Surprisingly – given Singer’s support of aid and Easterly’s non-stop critique – it’s a civil enough affair.
Easterly does an admirable job improving Singer’s drowning child metaphor, but fails elsewhere. In particular, it’s odd how little he seems to know about the actual world of development practice, and of efforts to reform it. After implying that there’s an absence of campaigns to improve aid he waxes lyrical about the need to increase the participation of aid recipients in aid projects. Good idea. But hardly new. Next time he’s in England he should stop through Sussex, and maybe see if he can get hold of these two, almost out of print, books by this, nearly unheard of, author. (He could also read this critique while he’s at it, and possibly this follow up too.)
He also condemns tied aid. Great. But once again not new. Same with fragmentation. Campaigns such as One and Make Poverty History have been raising these issues for years, and they’re at the heart of the Paris Declaration (the donor nations’ own statement of intent).

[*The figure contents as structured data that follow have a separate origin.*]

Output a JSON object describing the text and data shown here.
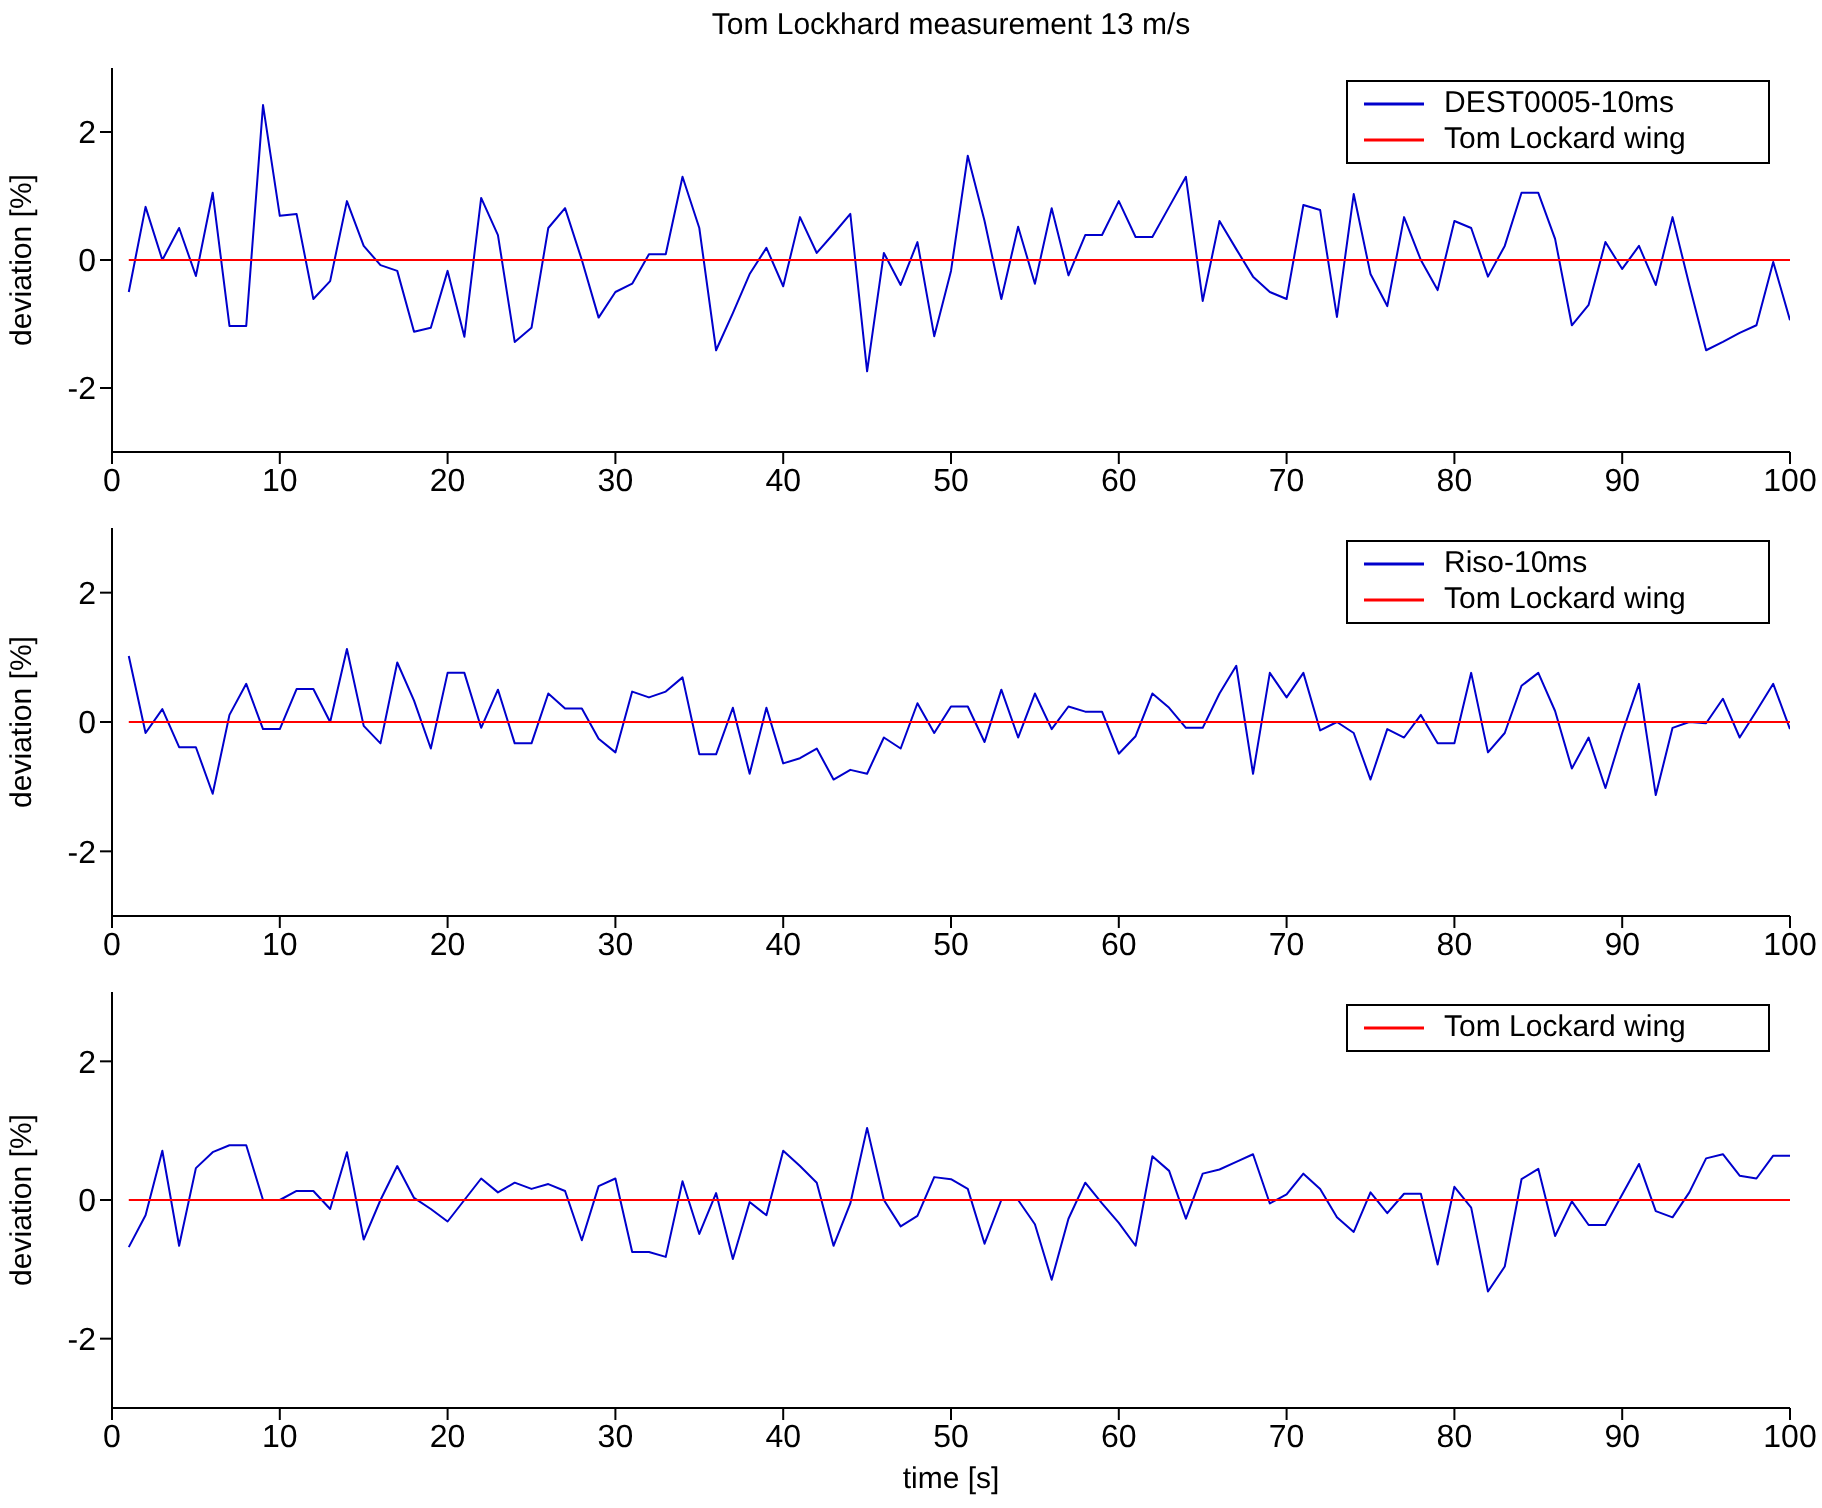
{
  "chart_data": [
    {
      "type": "line",
      "title": "Tom Lockhard measurement 13 m/s",
      "ylabel": "deviation [%]",
      "xlim": [
        0,
        100
      ],
      "xticks": [
        0,
        10,
        20,
        30,
        40,
        50,
        60,
        70,
        80,
        90,
        100
      ],
      "ylim": [
        -3,
        3
      ],
      "yticks": [
        -2,
        0,
        2
      ],
      "legend": "top right",
      "x": [
        1,
        2,
        3,
        4,
        5,
        6,
        7,
        8,
        9,
        10,
        11,
        12,
        13,
        14,
        15,
        16,
        17,
        18,
        19,
        20,
        21,
        22,
        23,
        24,
        25,
        26,
        27,
        28,
        29,
        30,
        31,
        32,
        33,
        34,
        35,
        36,
        37,
        38,
        39,
        40,
        41,
        42,
        43,
        44,
        45,
        46,
        47,
        48,
        49,
        50,
        51,
        52,
        53,
        54,
        55,
        56,
        57,
        58,
        59,
        60,
        61,
        62,
        63,
        64,
        65,
        66,
        67,
        68,
        69,
        70,
        71,
        72,
        73,
        74,
        75,
        76,
        77,
        78,
        79,
        80,
        81,
        82,
        83,
        84,
        85,
        86,
        87,
        88,
        89,
        90,
        91,
        92,
        93,
        94,
        95,
        96,
        97,
        98,
        99,
        100
      ],
      "series": [
        {
          "name": "DEST0005-10ms",
          "color": "#0000cc",
          "values": [
            -0.5,
            0.83,
            0,
            0.5,
            -0.25,
            1.05,
            -1.03,
            -1.03,
            2.42,
            0.69,
            0.72,
            -0.61,
            -0.33,
            0.92,
            0.22,
            -0.08,
            -0.17,
            -1.12,
            -1.06,
            -0.17,
            -1.2,
            0.97,
            0.39,
            -1.28,
            -1.06,
            0.5,
            0.81,
            0,
            -0.9,
            -0.5,
            -0.37,
            0.09,
            0.09,
            1.3,
            0.5,
            -1.41,
            -0.83,
            -0.22,
            0.19,
            -0.41,
            0.67,
            0.11,
            0.41,
            0.72,
            -1.74,
            0.11,
            -0.39,
            0.28,
            -1.19,
            -0.17,
            1.63,
            0.61,
            -0.61,
            0.52,
            -0.37,
            0.81,
            -0.24,
            0.39,
            0.39,
            0.92,
            0.36,
            0.36,
            0.83,
            1.3,
            -0.64,
            0.61,
            0.17,
            -0.26,
            -0.5,
            -0.61,
            0.86,
            0.78,
            -0.89,
            1.03,
            -0.22,
            -0.72,
            0.67,
            0,
            -0.47,
            0.61,
            0.5,
            -0.26,
            0.22,
            1.05,
            1.05,
            0.33,
            -1.02,
            -0.7,
            0.28,
            -0.14,
            0.22,
            -0.39,
            0.67,
            -0.39,
            -1.41,
            -1.28,
            -1.14,
            -1.02,
            -0.03,
            -0.94
          ]
        },
        {
          "name": "Tom Lockard wing",
          "color": "#ff0000",
          "values": [
            0,
            0,
            0,
            0,
            0,
            0,
            0,
            0,
            0,
            0,
            0,
            0,
            0,
            0,
            0,
            0,
            0,
            0,
            0,
            0,
            0,
            0,
            0,
            0,
            0,
            0,
            0,
            0,
            0,
            0,
            0,
            0,
            0,
            0,
            0,
            0,
            0,
            0,
            0,
            0,
            0,
            0,
            0,
            0,
            0,
            0,
            0,
            0,
            0,
            0,
            0,
            0,
            0,
            0,
            0,
            0,
            0,
            0,
            0,
            0,
            0,
            0,
            0,
            0,
            0,
            0,
            0,
            0,
            0,
            0,
            0,
            0,
            0,
            0,
            0,
            0,
            0,
            0,
            0,
            0,
            0,
            0,
            0,
            0,
            0,
            0,
            0,
            0,
            0,
            0,
            0,
            0,
            0,
            0,
            0,
            0,
            0,
            0,
            0,
            0
          ]
        }
      ]
    },
    {
      "type": "line",
      "ylabel": "deviation [%]",
      "xlim": [
        0,
        100
      ],
      "xticks": [
        0,
        10,
        20,
        30,
        40,
        50,
        60,
        70,
        80,
        90,
        100
      ],
      "ylim": [
        -3,
        3
      ],
      "yticks": [
        -2,
        0,
        2
      ],
      "legend": "top right",
      "x": [
        1,
        2,
        3,
        4,
        5,
        6,
        7,
        8,
        9,
        10,
        11,
        12,
        13,
        14,
        15,
        16,
        17,
        18,
        19,
        20,
        21,
        22,
        23,
        24,
        25,
        26,
        27,
        28,
        29,
        30,
        31,
        32,
        33,
        34,
        35,
        36,
        37,
        38,
        39,
        40,
        41,
        42,
        43,
        44,
        45,
        46,
        47,
        48,
        49,
        50,
        51,
        52,
        53,
        54,
        55,
        56,
        57,
        58,
        59,
        60,
        61,
        62,
        63,
        64,
        65,
        66,
        67,
        68,
        69,
        70,
        71,
        72,
        73,
        74,
        75,
        76,
        77,
        78,
        79,
        80,
        81,
        82,
        83,
        84,
        85,
        86,
        87,
        88,
        89,
        90,
        91,
        92,
        93,
        94,
        95,
        96,
        97,
        98,
        99,
        100
      ],
      "series": [
        {
          "name": "Riso-10ms",
          "color": "#0000cc",
          "values": [
            1.02,
            -0.17,
            0.2,
            -0.39,
            -0.39,
            -1.11,
            0.11,
            0.59,
            -0.11,
            -0.11,
            0.51,
            0.51,
            0,
            1.13,
            -0.06,
            -0.33,
            0.92,
            0.33,
            -0.41,
            0.76,
            0.76,
            -0.09,
            0.5,
            -0.33,
            -0.33,
            0.44,
            0.21,
            0.21,
            -0.26,
            -0.47,
            0.47,
            0.38,
            0.47,
            0.69,
            -0.5,
            -0.5,
            0.22,
            -0.8,
            0.22,
            -0.64,
            -0.56,
            -0.41,
            -0.89,
            -0.74,
            -0.8,
            -0.24,
            -0.41,
            0.29,
            -0.17,
            0.24,
            0.24,
            -0.31,
            0.5,
            -0.24,
            0.44,
            -0.11,
            0.24,
            0.16,
            0.16,
            -0.49,
            -0.22,
            0.44,
            0.22,
            -0.09,
            -0.09,
            0.44,
            0.87,
            -0.8,
            0.76,
            0.38,
            0.76,
            -0.13,
            0,
            -0.17,
            -0.89,
            -0.11,
            -0.24,
            0.11,
            -0.33,
            -0.33,
            0.76,
            -0.47,
            -0.17,
            0.56,
            0.76,
            0.17,
            -0.72,
            -0.24,
            -1.02,
            -0.17,
            0.59,
            -1.13,
            -0.09,
            0,
            -0.02,
            0.36,
            -0.24,
            0.17,
            0.59,
            -0.11
          ]
        },
        {
          "name": "Tom Lockard wing",
          "color": "#ff0000",
          "values": [
            0,
            0,
            0,
            0,
            0,
            0,
            0,
            0,
            0,
            0,
            0,
            0,
            0,
            0,
            0,
            0,
            0,
            0,
            0,
            0,
            0,
            0,
            0,
            0,
            0,
            0,
            0,
            0,
            0,
            0,
            0,
            0,
            0,
            0,
            0,
            0,
            0,
            0,
            0,
            0,
            0,
            0,
            0,
            0,
            0,
            0,
            0,
            0,
            0,
            0,
            0,
            0,
            0,
            0,
            0,
            0,
            0,
            0,
            0,
            0,
            0,
            0,
            0,
            0,
            0,
            0,
            0,
            0,
            0,
            0,
            0,
            0,
            0,
            0,
            0,
            0,
            0,
            0,
            0,
            0,
            0,
            0,
            0,
            0,
            0,
            0,
            0,
            0,
            0,
            0,
            0,
            0,
            0,
            0,
            0,
            0,
            0,
            0,
            0,
            0
          ]
        }
      ]
    },
    {
      "type": "line",
      "ylabel": "deviation [%]",
      "xlabel": "time [s]",
      "xlim": [
        0,
        100
      ],
      "xticks": [
        0,
        10,
        20,
        30,
        40,
        50,
        60,
        70,
        80,
        90,
        100
      ],
      "ylim": [
        -3,
        3
      ],
      "yticks": [
        -2,
        0,
        2
      ],
      "legend": "top right",
      "x": [
        1,
        2,
        3,
        4,
        5,
        6,
        7,
        8,
        9,
        10,
        11,
        12,
        13,
        14,
        15,
        16,
        17,
        18,
        19,
        20,
        21,
        22,
        23,
        24,
        25,
        26,
        27,
        28,
        29,
        30,
        31,
        32,
        33,
        34,
        35,
        36,
        37,
        38,
        39,
        40,
        41,
        42,
        43,
        44,
        45,
        46,
        47,
        48,
        49,
        50,
        51,
        52,
        53,
        54,
        55,
        56,
        57,
        58,
        59,
        60,
        61,
        62,
        63,
        64,
        65,
        66,
        67,
        68,
        69,
        70,
        71,
        72,
        73,
        74,
        75,
        76,
        77,
        78,
        79,
        80,
        81,
        82,
        83,
        84,
        85,
        86,
        87,
        88,
        89,
        90,
        91,
        92,
        93,
        94,
        95,
        96,
        97,
        98,
        99,
        100
      ],
      "series": [
        {
          "color": "#0000cc",
          "values": [
            -0.68,
            -0.22,
            0.71,
            -0.66,
            0.46,
            0.69,
            0.79,
            0.79,
            0,
            0,
            0.13,
            0.13,
            -0.13,
            0.69,
            -0.57,
            0,
            0.49,
            0.03,
            -0.13,
            -0.31,
            0,
            0.31,
            0.11,
            0.25,
            0.16,
            0.23,
            0.13,
            -0.58,
            0.2,
            0.31,
            -0.75,
            -0.75,
            -0.82,
            0.27,
            -0.49,
            0.1,
            -0.85,
            -0.03,
            -0.22,
            0.71,
            0.49,
            0.25,
            -0.66,
            -0.05,
            1.04,
            0,
            -0.38,
            -0.23,
            0.33,
            0.3,
            0.16,
            -0.63,
            0,
            0,
            -0.35,
            -1.15,
            -0.27,
            0.25,
            -0.05,
            -0.33,
            -0.66,
            0.63,
            0.42,
            -0.27,
            0.38,
            0.44,
            0.55,
            0.66,
            -0.05,
            0.08,
            0.38,
            0.16,
            -0.25,
            -0.46,
            0.11,
            -0.19,
            0.09,
            0.09,
            -0.93,
            0.19,
            -0.11,
            -1.32,
            -0.96,
            0.3,
            0.45,
            -0.52,
            -0.02,
            -0.36,
            -0.36,
            0.08,
            0.52,
            -0.16,
            -0.25,
            0.11,
            0.6,
            0.66,
            0.35,
            0.31,
            0.64,
            0.64
          ]
        },
        {
          "name": "Tom Lockard wing",
          "color": "#ff0000",
          "values": [
            0,
            0,
            0,
            0,
            0,
            0,
            0,
            0,
            0,
            0,
            0,
            0,
            0,
            0,
            0,
            0,
            0,
            0,
            0,
            0,
            0,
            0,
            0,
            0,
            0,
            0,
            0,
            0,
            0,
            0,
            0,
            0,
            0,
            0,
            0,
            0,
            0,
            0,
            0,
            0,
            0,
            0,
            0,
            0,
            0,
            0,
            0,
            0,
            0,
            0,
            0,
            0,
            0,
            0,
            0,
            0,
            0,
            0,
            0,
            0,
            0,
            0,
            0,
            0,
            0,
            0,
            0,
            0,
            0,
            0,
            0,
            0,
            0,
            0,
            0,
            0,
            0,
            0,
            0,
            0,
            0,
            0,
            0,
            0,
            0,
            0,
            0,
            0,
            0,
            0,
            0,
            0,
            0,
            0,
            0,
            0,
            0,
            0,
            0,
            0
          ]
        }
      ]
    }
  ]
}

Of course, none of the issues above have been resolved yet – so all power to Mr Easterly in his efforts to keep the flame burning. But it would be nice – given his propensity to ridicule aid practitioners (the One campaign in particular) – if he acknowledged that he isn’t the only one pushing for change.
More generally, Easterly’s comments are symptomatic of a larger issue – it’s surprising how few academics working on development related work really understand the work of aid agencies and NGOs: the trade offs involved; the role of politics and ideology; and the long, winding road towards (we hope) better practice. Which is a pity, because the two communities – practitioners and academics – have a lot to offer each other.